ライバル買収でのし上がるファイザー。佐藤健太郎氏による記事を一部公開します。(「文藝春秋」2022年7月号より))
◆◆◆
5年ぶりに世界一の製薬企業に
ここ1年半ほど、ファイザーという企業名を、新聞やテレビで見ない日はなかった。新型コロナウイルスに対する切り札として登場したファイザー製ワクチン(開発元は独・ビオンテック社)は、その優れた効能から世界で争奪戦を巻き起こした。この原稿の執筆時点で、感染者数は世界的に見てピークを超えつつあるが、この状況にワクチンが大きく貢献していることは疑いを容れない。
ワクチンの売上は、2021年だけで368億ドル(約4兆2300億円)。総売上は前年からほぼ倍増の813億ドル(約9兆3600億円)となり、ファイザーは5年ぶりに世界一の製薬企業に返り咲いた。

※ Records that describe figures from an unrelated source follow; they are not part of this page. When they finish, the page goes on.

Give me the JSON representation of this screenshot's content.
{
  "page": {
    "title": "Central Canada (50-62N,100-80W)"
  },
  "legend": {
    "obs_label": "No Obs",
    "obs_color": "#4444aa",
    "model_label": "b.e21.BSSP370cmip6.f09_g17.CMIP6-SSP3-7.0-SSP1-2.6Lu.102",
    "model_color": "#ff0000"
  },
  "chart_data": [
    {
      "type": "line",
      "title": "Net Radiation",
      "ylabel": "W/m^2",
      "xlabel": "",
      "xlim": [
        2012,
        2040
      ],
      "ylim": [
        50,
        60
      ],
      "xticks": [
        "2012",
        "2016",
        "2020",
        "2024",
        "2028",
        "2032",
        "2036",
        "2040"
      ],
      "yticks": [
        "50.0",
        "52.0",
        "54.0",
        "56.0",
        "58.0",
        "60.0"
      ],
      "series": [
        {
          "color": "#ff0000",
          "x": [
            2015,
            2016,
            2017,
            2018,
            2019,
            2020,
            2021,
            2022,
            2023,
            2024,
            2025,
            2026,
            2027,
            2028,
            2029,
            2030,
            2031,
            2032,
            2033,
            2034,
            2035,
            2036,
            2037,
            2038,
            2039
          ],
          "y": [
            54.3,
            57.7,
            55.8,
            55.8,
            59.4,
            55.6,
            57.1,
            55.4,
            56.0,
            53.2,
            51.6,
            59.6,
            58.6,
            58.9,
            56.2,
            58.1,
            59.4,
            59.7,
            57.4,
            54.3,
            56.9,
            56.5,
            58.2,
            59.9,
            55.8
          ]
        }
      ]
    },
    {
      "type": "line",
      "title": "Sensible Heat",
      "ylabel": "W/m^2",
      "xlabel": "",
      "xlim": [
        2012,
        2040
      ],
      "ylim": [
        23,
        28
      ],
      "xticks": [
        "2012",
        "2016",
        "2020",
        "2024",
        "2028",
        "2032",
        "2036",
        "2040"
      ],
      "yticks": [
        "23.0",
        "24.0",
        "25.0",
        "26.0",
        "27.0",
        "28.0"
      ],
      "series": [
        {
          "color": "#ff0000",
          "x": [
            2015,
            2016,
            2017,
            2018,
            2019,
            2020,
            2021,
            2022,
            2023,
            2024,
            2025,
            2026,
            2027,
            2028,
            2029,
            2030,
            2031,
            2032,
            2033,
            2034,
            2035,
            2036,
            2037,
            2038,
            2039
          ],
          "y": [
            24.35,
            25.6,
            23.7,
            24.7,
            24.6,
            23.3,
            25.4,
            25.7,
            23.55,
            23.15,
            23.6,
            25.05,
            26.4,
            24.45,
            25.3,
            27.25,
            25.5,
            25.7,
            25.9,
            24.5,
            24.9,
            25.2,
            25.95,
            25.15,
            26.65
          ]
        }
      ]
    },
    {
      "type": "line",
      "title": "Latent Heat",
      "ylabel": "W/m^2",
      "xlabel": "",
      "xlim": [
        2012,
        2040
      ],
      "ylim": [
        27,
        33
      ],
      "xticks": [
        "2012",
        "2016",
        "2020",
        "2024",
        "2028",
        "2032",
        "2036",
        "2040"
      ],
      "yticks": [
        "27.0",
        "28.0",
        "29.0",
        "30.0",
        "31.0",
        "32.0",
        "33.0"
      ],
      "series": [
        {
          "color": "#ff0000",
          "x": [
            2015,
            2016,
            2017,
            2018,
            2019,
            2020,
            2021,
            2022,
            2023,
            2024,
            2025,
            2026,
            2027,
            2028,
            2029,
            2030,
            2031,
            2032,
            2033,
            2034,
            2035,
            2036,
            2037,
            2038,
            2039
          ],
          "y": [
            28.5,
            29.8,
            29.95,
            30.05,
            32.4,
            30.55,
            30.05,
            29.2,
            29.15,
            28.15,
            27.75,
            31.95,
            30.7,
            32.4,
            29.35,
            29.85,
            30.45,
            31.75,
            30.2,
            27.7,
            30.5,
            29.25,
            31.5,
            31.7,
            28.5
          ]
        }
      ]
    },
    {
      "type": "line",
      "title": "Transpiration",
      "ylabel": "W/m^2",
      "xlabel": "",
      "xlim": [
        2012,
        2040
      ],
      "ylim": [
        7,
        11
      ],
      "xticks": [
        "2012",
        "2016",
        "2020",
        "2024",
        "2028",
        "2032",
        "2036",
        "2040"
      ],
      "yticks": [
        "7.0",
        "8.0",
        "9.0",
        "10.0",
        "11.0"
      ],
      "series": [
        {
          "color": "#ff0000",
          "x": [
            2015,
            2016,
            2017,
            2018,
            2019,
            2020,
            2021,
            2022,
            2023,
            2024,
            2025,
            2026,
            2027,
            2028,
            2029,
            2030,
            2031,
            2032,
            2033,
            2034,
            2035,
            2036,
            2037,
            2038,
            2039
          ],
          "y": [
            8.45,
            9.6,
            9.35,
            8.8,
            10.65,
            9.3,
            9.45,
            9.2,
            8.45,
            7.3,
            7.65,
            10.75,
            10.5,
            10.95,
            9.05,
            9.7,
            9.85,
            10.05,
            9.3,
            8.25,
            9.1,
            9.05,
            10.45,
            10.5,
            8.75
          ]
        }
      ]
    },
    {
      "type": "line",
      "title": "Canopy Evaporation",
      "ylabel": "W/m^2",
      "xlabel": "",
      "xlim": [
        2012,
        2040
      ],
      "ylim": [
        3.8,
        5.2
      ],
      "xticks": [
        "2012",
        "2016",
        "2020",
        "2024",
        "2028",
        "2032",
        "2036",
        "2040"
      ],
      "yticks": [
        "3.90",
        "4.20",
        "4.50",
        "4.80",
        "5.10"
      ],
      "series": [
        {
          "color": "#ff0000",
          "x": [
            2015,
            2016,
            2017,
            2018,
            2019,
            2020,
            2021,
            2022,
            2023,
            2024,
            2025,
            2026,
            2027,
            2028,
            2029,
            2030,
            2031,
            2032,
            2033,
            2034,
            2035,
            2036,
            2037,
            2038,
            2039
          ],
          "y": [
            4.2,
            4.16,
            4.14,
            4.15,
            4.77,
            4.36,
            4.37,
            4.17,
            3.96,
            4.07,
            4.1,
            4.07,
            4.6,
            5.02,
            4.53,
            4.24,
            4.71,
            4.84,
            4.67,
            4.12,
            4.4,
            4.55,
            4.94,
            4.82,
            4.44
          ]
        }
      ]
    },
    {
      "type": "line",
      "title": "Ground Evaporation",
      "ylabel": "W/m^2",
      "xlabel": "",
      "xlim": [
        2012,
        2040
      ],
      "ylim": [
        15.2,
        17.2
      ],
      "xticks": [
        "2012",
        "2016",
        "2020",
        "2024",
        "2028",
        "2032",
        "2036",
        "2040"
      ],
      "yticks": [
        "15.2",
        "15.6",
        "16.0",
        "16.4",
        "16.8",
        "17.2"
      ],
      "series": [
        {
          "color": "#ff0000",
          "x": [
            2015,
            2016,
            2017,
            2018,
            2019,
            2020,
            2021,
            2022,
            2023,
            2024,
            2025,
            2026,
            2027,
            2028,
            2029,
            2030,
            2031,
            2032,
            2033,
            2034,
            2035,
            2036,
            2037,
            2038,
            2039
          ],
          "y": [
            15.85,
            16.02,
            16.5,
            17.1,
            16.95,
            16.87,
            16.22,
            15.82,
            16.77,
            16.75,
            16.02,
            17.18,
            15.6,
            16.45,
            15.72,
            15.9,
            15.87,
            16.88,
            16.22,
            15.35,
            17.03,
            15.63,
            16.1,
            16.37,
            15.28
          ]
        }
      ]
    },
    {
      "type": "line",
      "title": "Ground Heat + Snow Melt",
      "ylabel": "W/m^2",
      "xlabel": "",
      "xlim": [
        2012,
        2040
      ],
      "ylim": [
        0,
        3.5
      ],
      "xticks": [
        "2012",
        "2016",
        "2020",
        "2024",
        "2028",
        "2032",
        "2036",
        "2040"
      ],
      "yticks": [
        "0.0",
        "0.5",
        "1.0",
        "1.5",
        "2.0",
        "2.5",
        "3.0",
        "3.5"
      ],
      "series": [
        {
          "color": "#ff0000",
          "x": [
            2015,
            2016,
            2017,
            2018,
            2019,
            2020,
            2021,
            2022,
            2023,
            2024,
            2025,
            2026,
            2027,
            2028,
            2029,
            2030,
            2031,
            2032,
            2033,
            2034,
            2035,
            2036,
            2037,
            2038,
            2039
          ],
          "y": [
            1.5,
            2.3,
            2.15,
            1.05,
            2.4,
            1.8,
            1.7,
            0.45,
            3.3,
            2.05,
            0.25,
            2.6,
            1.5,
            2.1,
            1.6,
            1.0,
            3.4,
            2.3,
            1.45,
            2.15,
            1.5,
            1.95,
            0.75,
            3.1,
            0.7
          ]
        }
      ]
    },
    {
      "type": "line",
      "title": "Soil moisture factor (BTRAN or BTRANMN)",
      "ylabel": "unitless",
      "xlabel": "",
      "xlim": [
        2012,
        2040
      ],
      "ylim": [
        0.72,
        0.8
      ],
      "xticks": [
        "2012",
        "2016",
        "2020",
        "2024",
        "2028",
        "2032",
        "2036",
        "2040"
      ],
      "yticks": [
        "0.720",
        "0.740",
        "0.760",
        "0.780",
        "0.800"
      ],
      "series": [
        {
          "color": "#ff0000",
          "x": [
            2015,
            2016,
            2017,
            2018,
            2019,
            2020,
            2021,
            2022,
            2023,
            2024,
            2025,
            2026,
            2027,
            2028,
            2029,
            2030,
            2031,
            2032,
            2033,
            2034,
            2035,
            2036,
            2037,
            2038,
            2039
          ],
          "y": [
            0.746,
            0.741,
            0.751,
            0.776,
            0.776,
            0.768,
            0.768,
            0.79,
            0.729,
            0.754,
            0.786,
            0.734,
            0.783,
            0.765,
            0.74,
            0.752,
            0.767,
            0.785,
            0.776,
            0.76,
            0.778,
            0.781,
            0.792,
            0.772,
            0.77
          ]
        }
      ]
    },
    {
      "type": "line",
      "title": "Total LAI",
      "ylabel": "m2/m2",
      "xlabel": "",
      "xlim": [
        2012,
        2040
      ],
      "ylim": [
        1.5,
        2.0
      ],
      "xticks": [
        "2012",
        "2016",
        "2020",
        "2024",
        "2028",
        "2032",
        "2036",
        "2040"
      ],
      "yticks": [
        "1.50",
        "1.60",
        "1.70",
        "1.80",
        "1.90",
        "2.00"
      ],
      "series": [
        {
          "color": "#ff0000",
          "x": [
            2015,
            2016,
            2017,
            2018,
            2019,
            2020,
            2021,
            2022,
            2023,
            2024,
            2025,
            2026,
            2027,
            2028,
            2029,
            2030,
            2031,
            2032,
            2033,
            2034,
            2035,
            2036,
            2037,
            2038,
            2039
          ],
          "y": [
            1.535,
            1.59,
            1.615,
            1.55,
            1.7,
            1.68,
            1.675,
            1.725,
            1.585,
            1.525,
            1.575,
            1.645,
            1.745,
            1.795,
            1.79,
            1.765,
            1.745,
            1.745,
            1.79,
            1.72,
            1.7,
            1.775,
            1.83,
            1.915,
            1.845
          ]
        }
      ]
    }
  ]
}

だがコロナ禍以前、ファイザーという会社の日本における知名度は、決して高くなかったのではないだろうか。世界初の勃起不全治療薬バイアグラで話題をさらったのも、すでに20年以上前のことだ。
ただし製薬業界に関心のある方なら、ファイザーは他企業の買収を繰り返す帝国主義的経営戦略から、批判の多い企業であることもご存知だろう。何しろ、1990年には世界14位の中堅企業であったものが、強引な買収戦略によって20年で売上を20倍以上に伸ばし、世界首位にのし上がった会社だ。少なくとも、あまりに特殊な米国の製薬業界の事情を一身に詰め込んだような存在には違いない。本稿では、その発展の歴史と、ワクチン開発に至るまでの事情を追いかけてみたい。
ペニシリンの量産に成功
1848年、現在のドイツ南部にあるルートヴィヒスブルクで育った2人の若者が海を渡った。彼らの名は、チャールズ・ファイザーとチャールズ・エアハルト。従兄弟同士の2人のチャールズは、チャンスを求めて米国にやってきたのだ。
彼らは翌年ニューヨークのブルックリンに、チャールズ・ファイザー&カンパニー・インクを設立した(この社名は1970年にファイザー・インクと改められるが、以下本稿では単に「ファイザー」と記す)。